Aus E-Mag M&A China/Deutschland 2013
Der chinesische Staat als gemeinsam handelnde Person
Die sehr umfassende Definition der „gemeinsam handelnden Personen“ im deutschen Wertpapiererwerbs- und Übernahmegesetz (WpÜG) bringt chinesische Staatsunternehmen, die als Bieter ein öffentliches Angebot an die Aktionäre einer deutschen Aktiengesellschaft abgeben möchten, an die Grenzen des Machbaren.
Offenlegungspflichten nach dem WpÜG
Wer in Deutschland mehr als 30% der Stimmrechte an einer börsennotierten Gesellschaft erworben hat oder erwerben möchte, ist verpflichtet, ein öffentliches Angebot abzugeben. Neben zahlreichen Informationen zur Bieter- und zur Zielgesellschaft sind in der Angebotsunterlage auch Name und Sitz aller mit dem Bieter gemeinsam handelnden Personen offenzulegen. Als gemeinsam handelnd gelten natürliche und juristische Personen, die ihr Verhalten mit dem Bieter abstimmen sowie Tochterunternehmen untereinander (§§ 2 Abs. 5 und 6 WpÜG, § 290 HGB). § 290 HGB enthält die unwiderlegliche Vermutung, dass ein Tochterunternehmen u.a. dann vorliegt, wenn diesem an einem anderen Unternehmen die Mehrheit der Stimmrechte (d.h. in der Regel der Anteile) zusteht.
Die Offenlegung soll verhindern, dass der Bieter sein Verhalten mit gemeinsam handelnden Personen abstimmt und so Schutzvorschriften z.B. zum Mindestangebotspreis zulasten der Aktionäre der Zielgesellschaft umgeht. Zur Ermittlung des Mindestangebotspreises sind z.B. auch Aktienkäufe von gemeinsam handelnden Personen in einem bestimmten Vorerwerbszeitraum zu berücksichtigen.
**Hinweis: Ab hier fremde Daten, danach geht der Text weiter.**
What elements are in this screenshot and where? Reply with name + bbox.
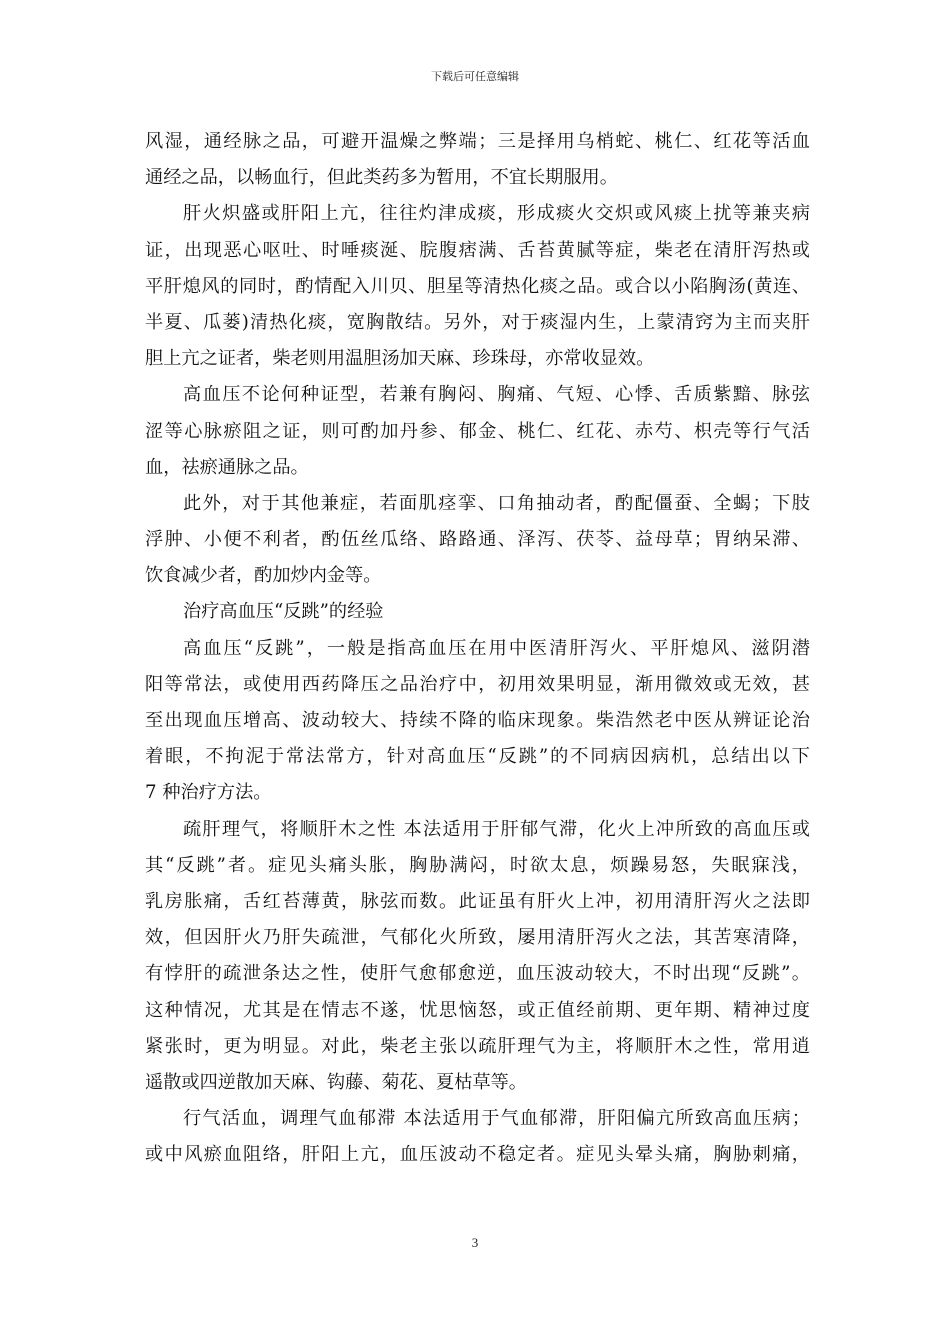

Der chinesische Staat als gemeinsam handelnde Person
Nach der chinesischen Verfassung stehen Industrial Enterprises Owned by the Whole People (IEOWP) im Eigentum des gesamten chinesischen Volkes und unterliegen staatlicher Aufsicht. Über 100 große Staatskonzerne werden von der State-owned Assets Supervision and Administration Commission (SASAC) beaufsichtigt. Weitere Unternehmen stehen unter der Aufsicht der lokalen Regierungen. Die SASAC ist eine spezielle Kommission des State Council, also der Regierung. Sie hat die Eigentümerstellung an den Staatskonzernen inne, die streng vom Management und der Geschäftsführung der Gesellschaften getrennt ist. Die Staatsunternehmen genießen unternehmerische Autonomie im Rahmen gesetzlicher Rahmenbedingungen. Die SASAC ist verpflichtet, deren unternehmerische Unabhängigkeit zu unterstützen und sich nicht in das operative Geschäft einzumischen. Dem Staat kommt lediglich die Rolle des Anteilseigners bzw. Investors zu.
Damit wird das Dilemma deutlich: Nach den entscheidenden Regelungen von WpÜG und HGB sind alle Unternehmen, an denen der chinesische Staat – direkt oder indirekt – beteiligt ist, gemeinsam handelnde Personen. Obwohl sich die Staatsunternehmen nicht untereinander abstimmen und anders als Konzernunternehmen keinen zentralen operativen Leitlinien unterliegen, werden sie wie Konzernunternehmen behandelt mit dem chinesischen Staat als „Konzernobergesellschaft“.
Gemäß den Veröffentlichungspflichten des WpÜG muss eine Bietergesellschaft, an der der chinesische Staat direkt oder indirekt mehrheitlich beteiligt ist, in seiner Angebotsunterlage sämtliche chinesischen Staatsbeteiligungen als gemeinsam handelnde Personen offenlegen. Nach dem „Chinese Statistical Yearbook“ waren dies im Jahr 2011 über 400.000 Unternehmen. Eine Auflistung dieser Unternehmen mit einer Übersetzung von Firmenname und Sitz würde in lesbarer Form etwa 4.000 Seiten (!) umfassen.